Abstract 3562: Chronic Pressure Overload in Rats Reduces Mitochondrial Respiratory Capacity but not Coupling to ATP-Production
Two mitochondrial mechanisms have been suggested for the development of pressure overload contractile dysfunction: mitochondrial dysfunction through uncoupling or through reduced oxidative phosphorylation capacity due to PGC-1α downregulation. We assessed the respiratory capacity and coupling to ATP-production, PGC-1α and downstream target gene-expression, as well as fatty acid oxidation and UCP-expression in rat hearts subjected to chronic pressure overload developing heart failure. Transverse aortic constriction for 20 weeks resulted in heart failure with dyspnoea and pleural effusions, decreased ejection fraction (EF: 53±8% vs. 75±6% sham, p<0.05) and LV dilatation (LVEDD 9,9±0,6 vs. 7,6±0,3mm, p<0.05). Mitochondrial respiratory capacity and substrate oxidation rates were significantly affected in failing hearts. State 3 respiration of isolated mitochondria was significantly reduced with all substrates (natomsO/min/mg protein: glutamate 71±16 vs. 361±58, palmitoyl-carnitine 56±4 vs. 460±59, pyruvate 54±3 vs. 356±49, succinate 148±12 vs. 461±47, p<0.05).

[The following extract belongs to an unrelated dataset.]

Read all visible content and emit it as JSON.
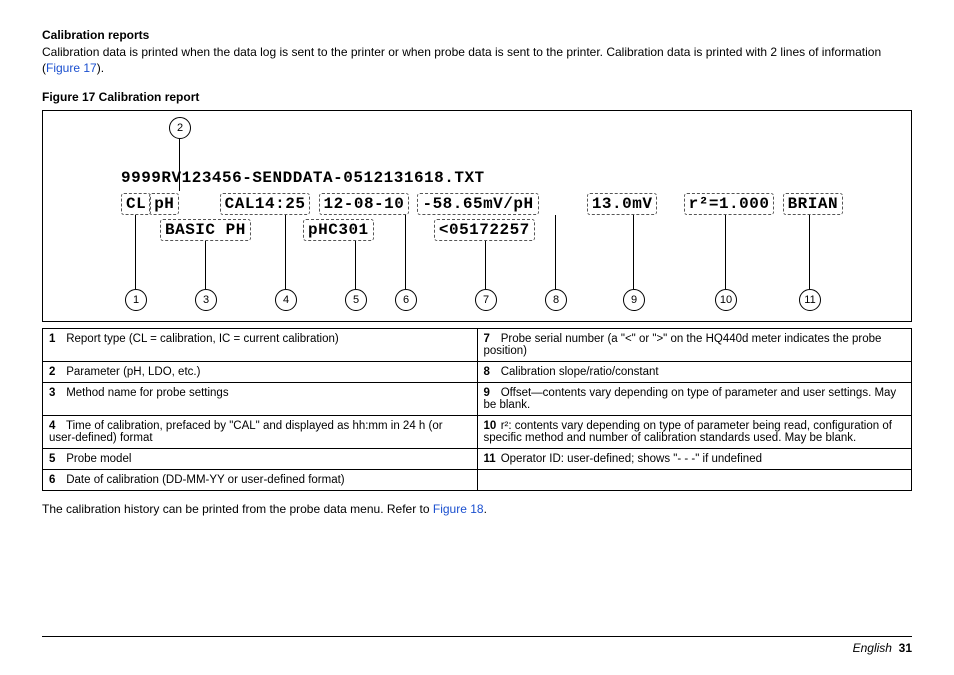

This decrease was associated with reduced PGC-1α expression, reduced fatty acid oxidation gene expression (MCAD, LCAD) and reduced rates of fatty acid (μmol/min/gdry: 0,28±0,04 vs. 1,02±0,04) and glucose oxidation (0,16±0,03 vs. 0,38±0,08) in the isolated working heart. The calculated rate of ATP production related to cardiac power in isolated working hearts was increased in failing hearts (μmol/mW: 8,96±1,20 vs. 2,23±0,44) suggesting decreased efficiency. However, coupling of mitochondrial oxygen consumption to ATP production was not affected by chronic pressure overload (ATP/O ratio: glutamate 2,49±0,09 vs. 2,18±0,24; palmitoyl-carnitine 2,56±0,04 vs. 2,51±0,31) suggesting that inefficiency is not due to uncoupling. The expression of mitochondrial uncoupling proteins was also not altered in failing hearts.
Conclusion: The results suggest that downregulation of the mitochondrial oxidative machinery, possibly through dysregulation of PGC-1α, and not uncoupling of the respiratory chain is involved in the development of pressure overload heart failure in rats.